Hoy seguimos viendo que muchas mujeres cargan con una gran parte de las responsabilidades del hogar: cuidar a niñas y niños, acompañar a familiares enfermos, llevar a los hijos a la escuela, atender la ropa, preparar los alimentos, mantener la limpieza y responder a muchas otras necesidades de la familia.

Todo esto representa un desgaste físico y emocional importante.

Por eso también es fundamental que las responsabilidades del hogar sean compartidas y que hijos e hijas aprendan, desde el ejemplo, que el cuidado de la familia no corresponde únicamente a las mujeres.

Reconocer nuestro propio valor también significa incluirnos entre las personas que merecen ser cuidadas.

Parte dos

Todos los seres humanos necesitamos energía para realizar nuestras actividades diarias. Una forma sencilla de entenderlo es pensar en el cuerpo como un vehículo que necesita combustible para funcionar.

Ese “combustible” proviene de los alimentos que consumimos.

Cuando una persona recibe menos alimento del que necesita, o cuando su dieta es poco variada, puede sentirse con menos energía y experimentar molestias como cansancio, debilidad, dolor de cabeza, mareos o dificultad para concentrarse.

Estas señales pueden tener distintas causas, pero también pueden aparecer cuando el cuerpo no está recibiendo una alimentación adecuada.
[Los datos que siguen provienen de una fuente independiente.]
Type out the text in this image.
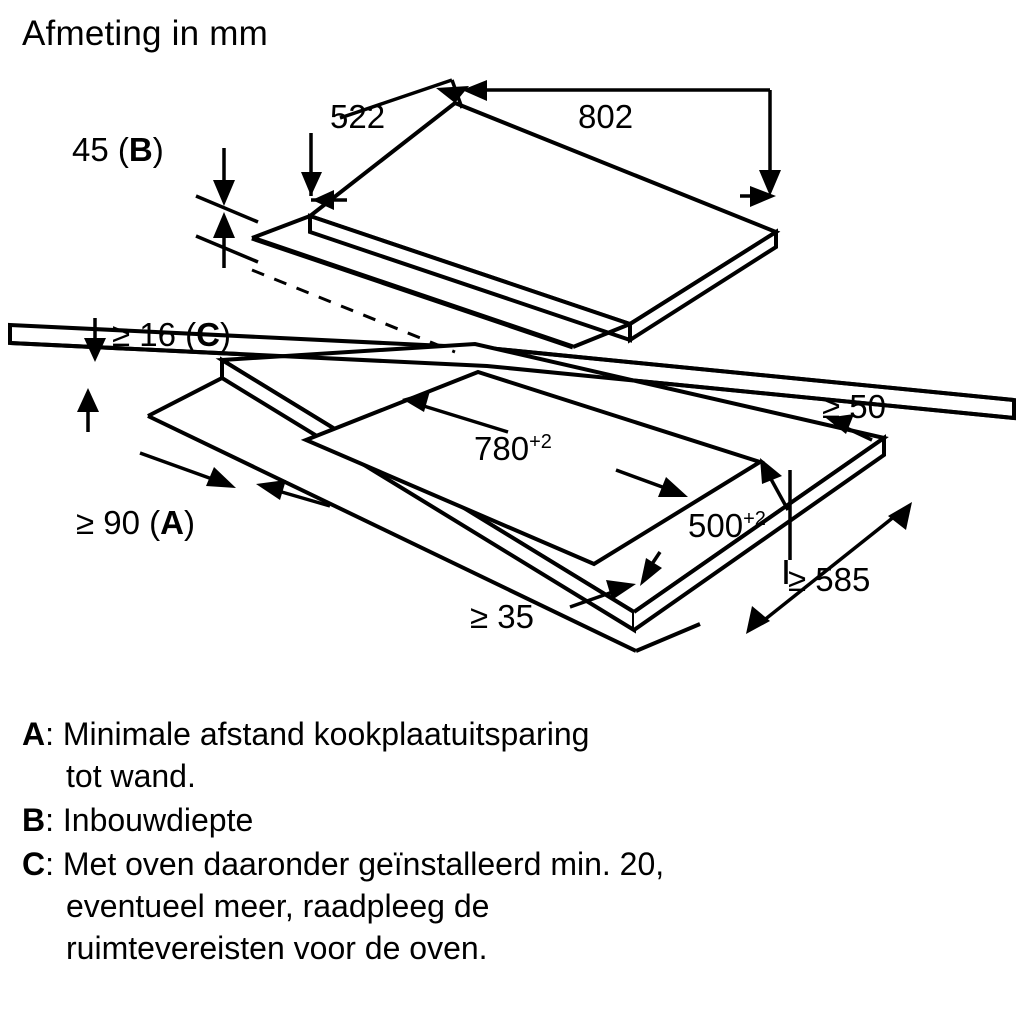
Afmeting in mm
522	802
45 (B)
≥ 16 (C)
≥ 90 (A)
$780^{+2}$
$500^{+2}$
≥ 50
≥ 35
≥ 585
A: Minimale afstand kookplaatuitsparing
tot wand.
B: Inbouwdiepte
C: Met oven daaronder geïnstalleerd min. 20,
eventueel meer, raadpleeg de
ruimtevereisten voor de oven.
Por eso es importante recordar que comer no es un privilegio ni algo que deba dejarse para “si sobra”.

La mujer que cuida a los demás también necesita alimentarse, descansar y atender su salud.

A veces, la ración más invisible no es la que falta en la mesa, sino la que una mujer deja de reservar para sí misma.

Y cambiar esa historia también comienza por reconocerse como alguien que merece cuidado.